I’ve been shooting for over 15 yrs. and have an art school background which allowed me to explore other ways of creating images. This was before IG, iPhones, apps, etc.. But what makes IG more of a “stickler” for some of us is the easy accessibility to such software. It affordably can make anyone be a “cool photographer”. Back in the day, it was all a chemical process, custom photo labs, etc.. now all of this is done through photo apps and software programs.

I’m 50/50 on the use of IG in the professional photo market. Quality is low when reproduced, image degradation when enlarged. But it can create some interesting images under various contexts.

Now with FB purchasing IG for a load of dollars, who knows what will become of of this.

Joey B 5-21-2012

I hardly see it as a threat. Like someone mentioned earlier, its just another way to connect with your audience via photos.

Nik 5-21-2012

I have to say, this was a pathetic attempt at taking jabs at Instagram. I’ve been using it since the app was first released in 2010, and I’m there now for the community (which was non-existant in the beginning).

1. The photos you posted are from hipstamatic, not instagram. There is a notable difference (instagram, for example, does not have color flash).

2. Quality is hit or miss, but I’ve had several of my ig pics chosen by Getty as well.

Why you would point out so many negatives only to finish off with saying we should join… blows my mind.

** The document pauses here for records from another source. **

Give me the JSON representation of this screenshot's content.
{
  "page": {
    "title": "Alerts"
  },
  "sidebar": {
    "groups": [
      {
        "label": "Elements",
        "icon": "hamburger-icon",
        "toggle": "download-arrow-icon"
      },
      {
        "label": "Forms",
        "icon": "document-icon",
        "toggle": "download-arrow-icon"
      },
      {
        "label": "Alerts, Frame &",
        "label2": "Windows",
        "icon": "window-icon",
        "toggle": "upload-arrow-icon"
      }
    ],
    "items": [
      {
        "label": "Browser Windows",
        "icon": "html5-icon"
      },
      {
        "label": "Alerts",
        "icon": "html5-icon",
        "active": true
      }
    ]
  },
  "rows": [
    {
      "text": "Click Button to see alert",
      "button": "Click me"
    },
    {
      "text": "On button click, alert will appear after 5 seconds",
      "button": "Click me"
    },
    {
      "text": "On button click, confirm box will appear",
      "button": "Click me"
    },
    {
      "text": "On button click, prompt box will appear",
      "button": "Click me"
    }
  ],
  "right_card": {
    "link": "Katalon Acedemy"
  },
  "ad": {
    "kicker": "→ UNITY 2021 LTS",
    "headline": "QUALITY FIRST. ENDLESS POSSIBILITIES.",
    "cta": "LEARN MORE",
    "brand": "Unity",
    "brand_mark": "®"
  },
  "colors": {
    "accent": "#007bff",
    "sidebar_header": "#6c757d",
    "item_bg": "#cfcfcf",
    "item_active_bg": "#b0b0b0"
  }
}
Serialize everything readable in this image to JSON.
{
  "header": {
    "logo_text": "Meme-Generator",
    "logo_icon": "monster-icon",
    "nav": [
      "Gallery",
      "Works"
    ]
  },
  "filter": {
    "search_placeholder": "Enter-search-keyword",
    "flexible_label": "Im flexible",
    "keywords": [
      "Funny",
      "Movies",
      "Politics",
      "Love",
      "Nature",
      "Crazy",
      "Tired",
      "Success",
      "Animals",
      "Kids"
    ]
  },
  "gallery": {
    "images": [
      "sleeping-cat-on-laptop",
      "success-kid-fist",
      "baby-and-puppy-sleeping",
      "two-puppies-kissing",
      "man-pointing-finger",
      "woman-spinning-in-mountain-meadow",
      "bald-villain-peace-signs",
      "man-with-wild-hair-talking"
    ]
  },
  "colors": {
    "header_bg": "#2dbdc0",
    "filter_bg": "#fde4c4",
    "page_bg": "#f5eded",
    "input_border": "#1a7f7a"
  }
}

Allen Murabayashi 5-21-2012

Nik, It’s a method of writing to build a case one way, then make a resolution in the other direction. I love Instagram, and I annotated where it was Hipstamatic.

Yusuf 5-25-2012

oh.oh I”m so sorry think positive of Photographer

Paul Ashby 7-1-2012

Will Alan, do you think thete is no place for professional photographers today, in the past or tomorrow, just think of the industry and business that images from pro photographers supply.
What job do you do???.

Johnny Wan 9-18-2012

Photography . The art or process of producing images of objects on photosensitive surfaces.
It doesn’t matter who or how you take a photo, its just capturing light!
Good or bad, its up to the individual viewer who captures and interprets the light in their own eyes and decide if its any good or not!

Ian Fowell 2-3-2013

Beauty is in the eye of the beholder…and if the beholder finds an image beautiful, for whatever reason, then (for them, at least) it´s a worthy picture…and as for the amateur versus pro debate, a pro´s work is defined by the market: if there are buyers for it, then there´s money to be earned from it, whether it be the product of a humble iPhone or a blindingly expensive “pro” setup. Anyway, if you don´t like a picture, nobody is forcing you to look at it!